Learning Object-centric Representations for Robot Manipulation Tasks

Karthik Desingh

11/18/21

Location: 122 Gates Hall

Time: 2:40p.m.

Abstract: A crucial question for complex multi-step robotic tasks is how to represent relationships between entities in the world, particularly as they pertain to preconditions for various skills the robot might employ. In goal-directed sequential manipulation tasks with long-horizon planning, it is common to use a state estimator followed by a task and motion planner or other model-based system. A variety of powerful approaches exist for explicitly estimating the state of objects in the world. However, it is challenging to generalize these approaches to an arbitrary collection of objects. In addition, the objects are often in contact in manipulation scenarios, where explicit state estimation struggles from the problem of generalizing to unseen objects. In this talk, I will talk about our recent work where we take an important step towards a manipulation framework that generalizes few-shot to unseen tasks with unseen objects. Specifically, we propose a neural network that extracts implicit object embeddings directly from raw RGB images. Trained from large amounts of simulated robotic manipulation data, the object-centric embeddings produced by our network can be used to predict spatial relationships between the entities in the scene to inform a task and motion planner with relevant implicit state information toward goal-directed sequential manipulation tasks.

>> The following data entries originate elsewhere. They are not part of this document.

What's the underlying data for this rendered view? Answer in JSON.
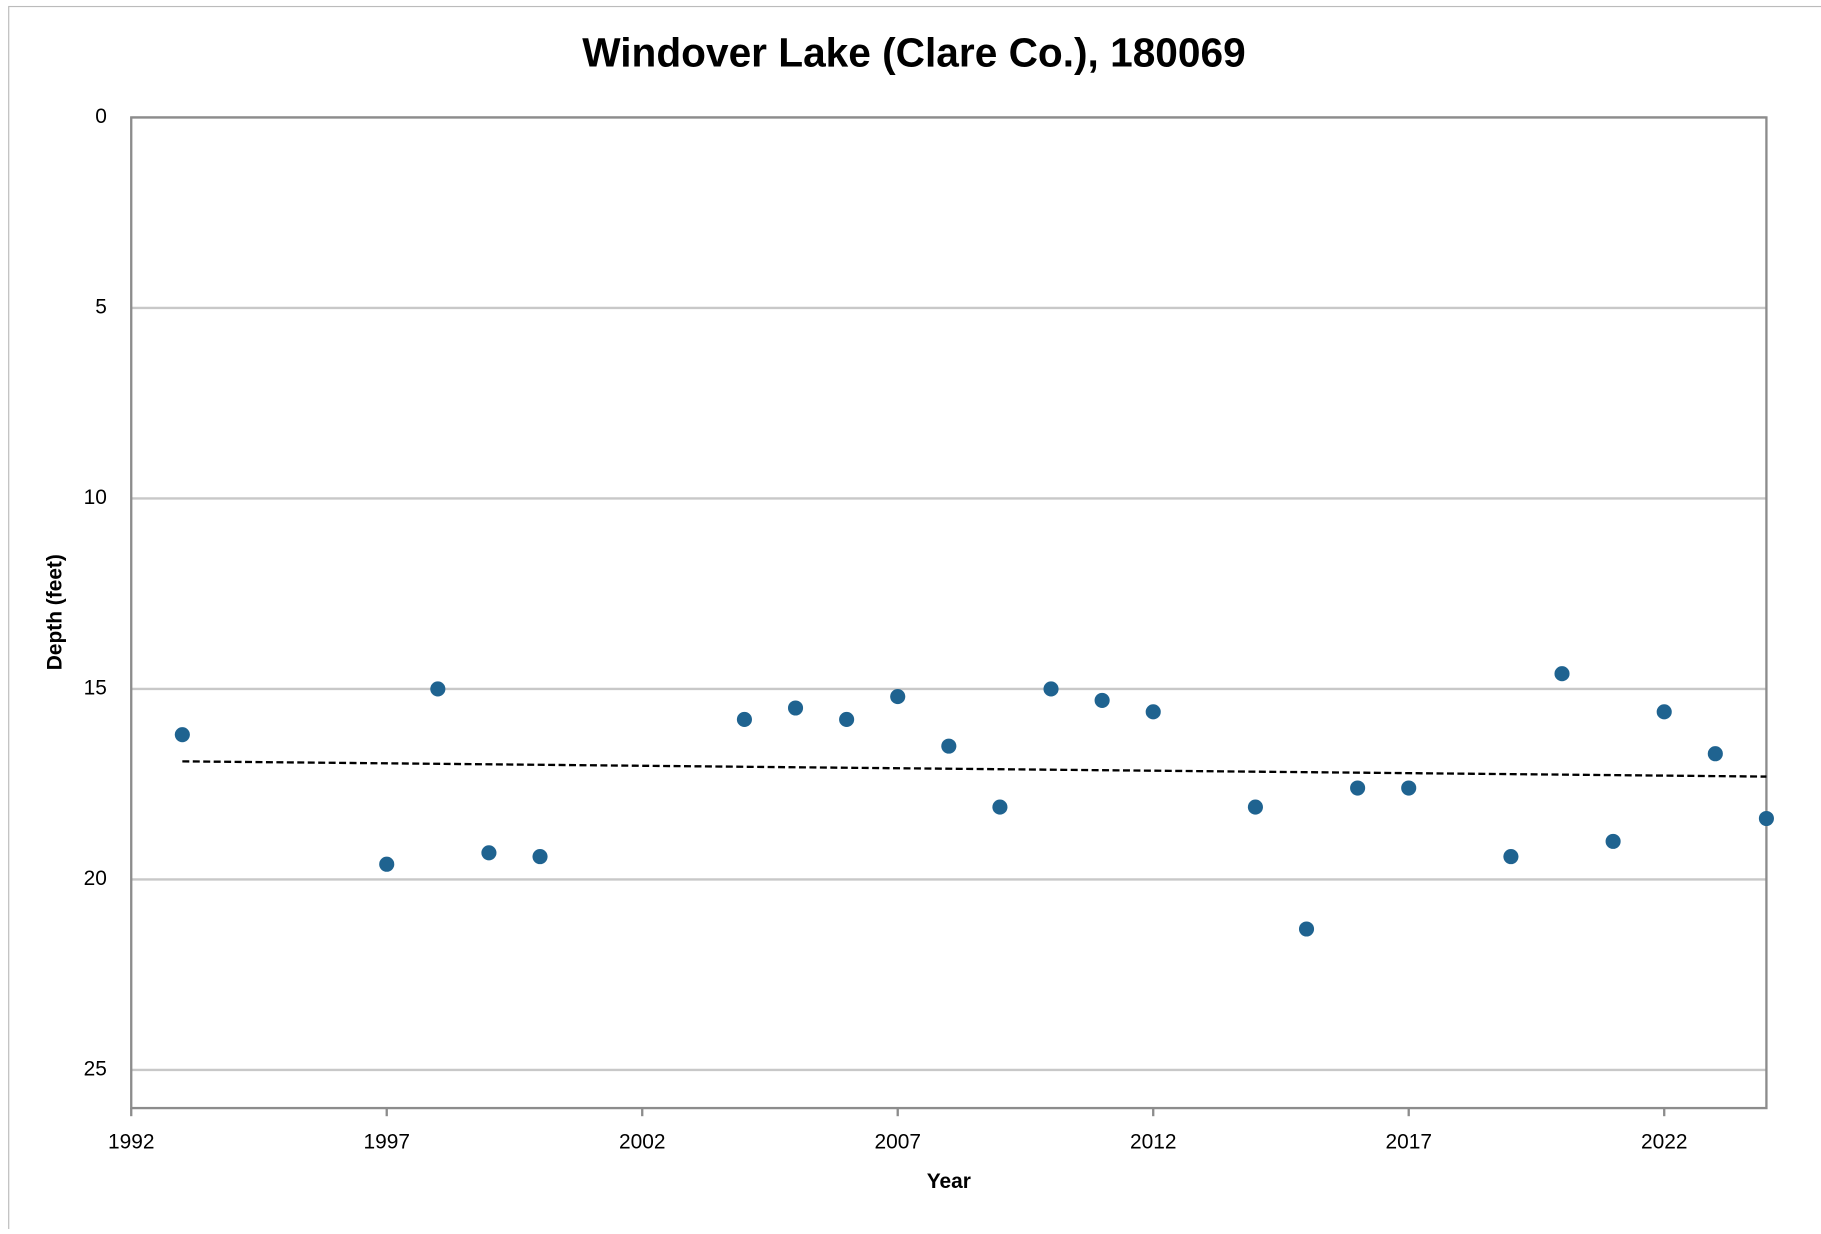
{
  "chart_data": {
    "type": "scatter",
    "title": "Windover Lake (Clare Co.), 180069",
    "x_label": "Year",
    "y_label": "Depth (feet)",
    "x": [
      1993,
      1997,
      1998,
      1999,
      2000,
      2004,
      2005,
      2006,
      2007,
      2008,
      2009,
      2010,
      2011,
      2012,
      2014,
      2015,
      2016,
      2017,
      2019,
      2020,
      2021,
      2022,
      2023,
      2024
    ],
    "values": [
      16.2,
      19.6,
      15.0,
      19.3,
      19.4,
      15.8,
      15.5,
      15.8,
      15.2,
      16.5,
      18.1,
      15.0,
      15.3,
      15.6,
      18.1,
      21.3,
      17.6,
      17.6,
      19.4,
      14.6,
      19.0,
      15.6,
      16.7,
      18.4
    ],
    "color": "#1f6390",
    "trend": {
      "x": [
        1993,
        2024
      ],
      "values": [
        16.9,
        17.3
      ],
      "color": "#000000"
    },
    "xlim": [
      1992,
      2024
    ],
    "xticks": [
      1992,
      1997,
      2002,
      2007,
      2012,
      2017,
      2022
    ],
    "ylim": [
      0,
      26
    ],
    "yticks": [
      0,
      5,
      10,
      15,
      20,
      25
    ],
    "y_inverted": true,
    "grid": true
  }
}
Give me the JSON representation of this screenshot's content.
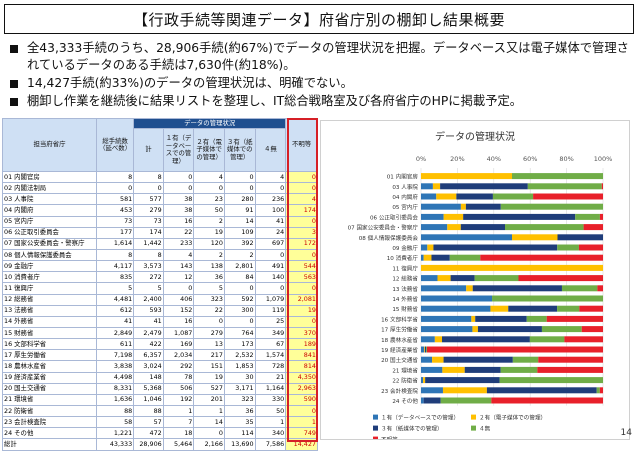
{
  "slide_title": "【行政手続等関連データ】府省庁別の棚卸し結果概要",
  "bullets": [
    "全43,333手続のうち、28,906手続(約67%)でデータの管理状況を把握。データベース又は電子媒体で管理されているデータのある手続は7,630件(約18%)。",
    "14,427手続(約33%)のデータの管理状況は、明確でない。",
    "棚卸し作業を継続後に結果リストを整理し、IT総合戦略室及び各府省庁のHPに掲載予定。"
  ],
  "page_number": "14",
  "table": {
    "group_header": "データの管理状況",
    "headers": {
      "ministry": "担当府省庁",
      "total": "総手続数（延べ数）",
      "sum": "計",
      "c1": "１有（データベースでの管理）",
      "c2": "２有（電子媒体での管理）",
      "c3": "３有（紙媒体での管理）",
      "c4": "４無",
      "unclear": "不明等"
    },
    "rows": [
      [
        "01 内閣官房",
        "8",
        "8",
        "0",
        "4",
        "0",
        "4",
        "0"
      ],
      [
        "02 内閣法制局",
        "0",
        "0",
        "0",
        "0",
        "0",
        "0",
        "0"
      ],
      [
        "03 人事院",
        "581",
        "577",
        "38",
        "23",
        "280",
        "236",
        "4"
      ],
      [
        "04 内閣府",
        "453",
        "279",
        "38",
        "50",
        "91",
        "100",
        "174"
      ],
      [
        "05 宮内庁",
        "73",
        "73",
        "16",
        "2",
        "14",
        "41",
        "0"
      ],
      [
        "06 公正取引委員会",
        "177",
        "174",
        "22",
        "19",
        "109",
        "24",
        "3"
      ],
      [
        "07 国家公安委員会・警察庁",
        "1,614",
        "1,442",
        "233",
        "120",
        "392",
        "697",
        "172"
      ],
      [
        "08 個人情報保護委員会",
        "8",
        "8",
        "4",
        "2",
        "2",
        "0",
        "0"
      ],
      [
        "09 金融庁",
        "4,117",
        "3,573",
        "143",
        "138",
        "2,801",
        "491",
        "544"
      ],
      [
        "10 消費者庁",
        "835",
        "272",
        "12",
        "36",
        "84",
        "140",
        "563"
      ],
      [
        "11 復興庁",
        "5",
        "5",
        "0",
        "5",
        "0",
        "0",
        "0"
      ],
      [
        "12 総務省",
        "4,481",
        "2,400",
        "406",
        "323",
        "592",
        "1,079",
        "2,081"
      ],
      [
        "13 法務省",
        "612",
        "593",
        "152",
        "22",
        "300",
        "119",
        "19"
      ],
      [
        "14 外務省",
        "41",
        "41",
        "16",
        "0",
        "0",
        "25",
        "0"
      ],
      [
        "15 財務省",
        "2,849",
        "2,479",
        "1,087",
        "279",
        "764",
        "349",
        "370"
      ],
      [
        "16 文部科学省",
        "611",
        "422",
        "169",
        "13",
        "173",
        "67",
        "189"
      ],
      [
        "17 厚生労働省",
        "7,198",
        "6,357",
        "2,034",
        "217",
        "2,532",
        "1,574",
        "841"
      ],
      [
        "18 農林水産省",
        "3,838",
        "3,024",
        "292",
        "151",
        "1,853",
        "728",
        "814"
      ],
      [
        "19 経済産業省",
        "4,498",
        "148",
        "78",
        "19",
        "30",
        "21",
        "4,350"
      ],
      [
        "20 国土交通省",
        "8,331",
        "5,368",
        "506",
        "527",
        "3,171",
        "1,164",
        "2,963"
      ],
      [
        "21 環境省",
        "1,636",
        "1,046",
        "192",
        "201",
        "323",
        "330",
        "590"
      ],
      [
        "22 防衛省",
        "88",
        "88",
        "1",
        "1",
        "36",
        "50",
        "0"
      ],
      [
        "23 会計検査院",
        "58",
        "57",
        "7",
        "14",
        "35",
        "1",
        "1"
      ],
      [
        "24 その他",
        "1,221",
        "472",
        "18",
        "0",
        "114",
        "340",
        "749"
      ]
    ],
    "total_row": [
      "総計",
      "43,333",
      "28,906",
      "5,464",
      "2,166",
      "13,690",
      "7,586",
      "14,427"
    ]
  },
  "chart_data": {
    "type": "bar",
    "orientation": "horizontal",
    "stacked": "percent",
    "title": "データの管理状況",
    "x_ticks": [
      "0%",
      "20%",
      "40%",
      "60%",
      "80%",
      "100%"
    ],
    "xlim": [
      0,
      100
    ],
    "legend_position": "bottom",
    "categories": [
      "01 内閣官房",
      "03 人事院",
      "04 内閣府",
      "05 宮内庁",
      "06 公正取引委員会",
      "07 国家公安委員会・警察庁",
      "08 個人情報保護委員会",
      "09 金融庁",
      "10 消費者庁",
      "11 復興庁",
      "12 総務省",
      "13 法務省",
      "14 外務省",
      "15 財務省",
      "16 文部科学省",
      "17 厚生労働省",
      "18 農林水産省",
      "19 経済産業省",
      "20 国土交通省",
      "21 環境省",
      "22 防衛省",
      "23 会計検査院",
      "24 その他"
    ],
    "series": [
      {
        "name": "１有（データベースでの管理）",
        "color": "#2e75b6",
        "values": [
          0,
          38,
          38,
          16,
          22,
          233,
          4,
          143,
          12,
          0,
          406,
          152,
          16,
          1087,
          169,
          2034,
          292,
          78,
          506,
          192,
          1,
          7,
          18
        ]
      },
      {
        "name": "２有（電子媒体での管理）",
        "color": "#ffc000",
        "values": [
          4,
          23,
          50,
          2,
          19,
          120,
          2,
          138,
          36,
          5,
          323,
          22,
          0,
          279,
          13,
          217,
          151,
          19,
          527,
          201,
          1,
          14,
          0
        ]
      },
      {
        "name": "３有（紙媒体での管理）",
        "color": "#1f3d7a",
        "values": [
          0,
          280,
          91,
          14,
          109,
          392,
          2,
          2801,
          84,
          0,
          592,
          300,
          0,
          764,
          173,
          2532,
          1853,
          30,
          3171,
          323,
          36,
          35,
          114
        ]
      },
      {
        "name": "４無",
        "color": "#70ad47",
        "values": [
          4,
          236,
          100,
          41,
          24,
          697,
          0,
          491,
          140,
          0,
          1079,
          119,
          25,
          349,
          67,
          1574,
          728,
          21,
          1164,
          330,
          50,
          1,
          340
        ]
      },
      {
        "name": "不明等",
        "color": "#e8202a",
        "values": [
          0,
          4,
          174,
          0,
          3,
          172,
          0,
          544,
          563,
          0,
          2081,
          19,
          0,
          370,
          189,
          841,
          814,
          4350,
          2963,
          590,
          0,
          1,
          749
        ]
      }
    ]
  }
}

Bio: Karthik Desingh works as a Postdoctoral Scholar at the University of Washington (UW) with Professor Dieter Fox. Before joining UW, he received his Ph.D. in Computer Science and Engineering from the University of Michigan working with Professor Chad Jenkins. During his Ph.D. he was closely associated with the Robotics Institute and Michigan AI. He earned his B.E. in Electronics and Communication Engineering at Osmania University, India, and M.S. in Computer Science at IIIT-Hyderabad and Brown University. He researches at the intersection of robotics, computer vision, and machine learning, primarily focusing on providing perceptual capabilities to robots using deep learning and probabilistic techniques to perform goal-directed tasks in unstructured environments.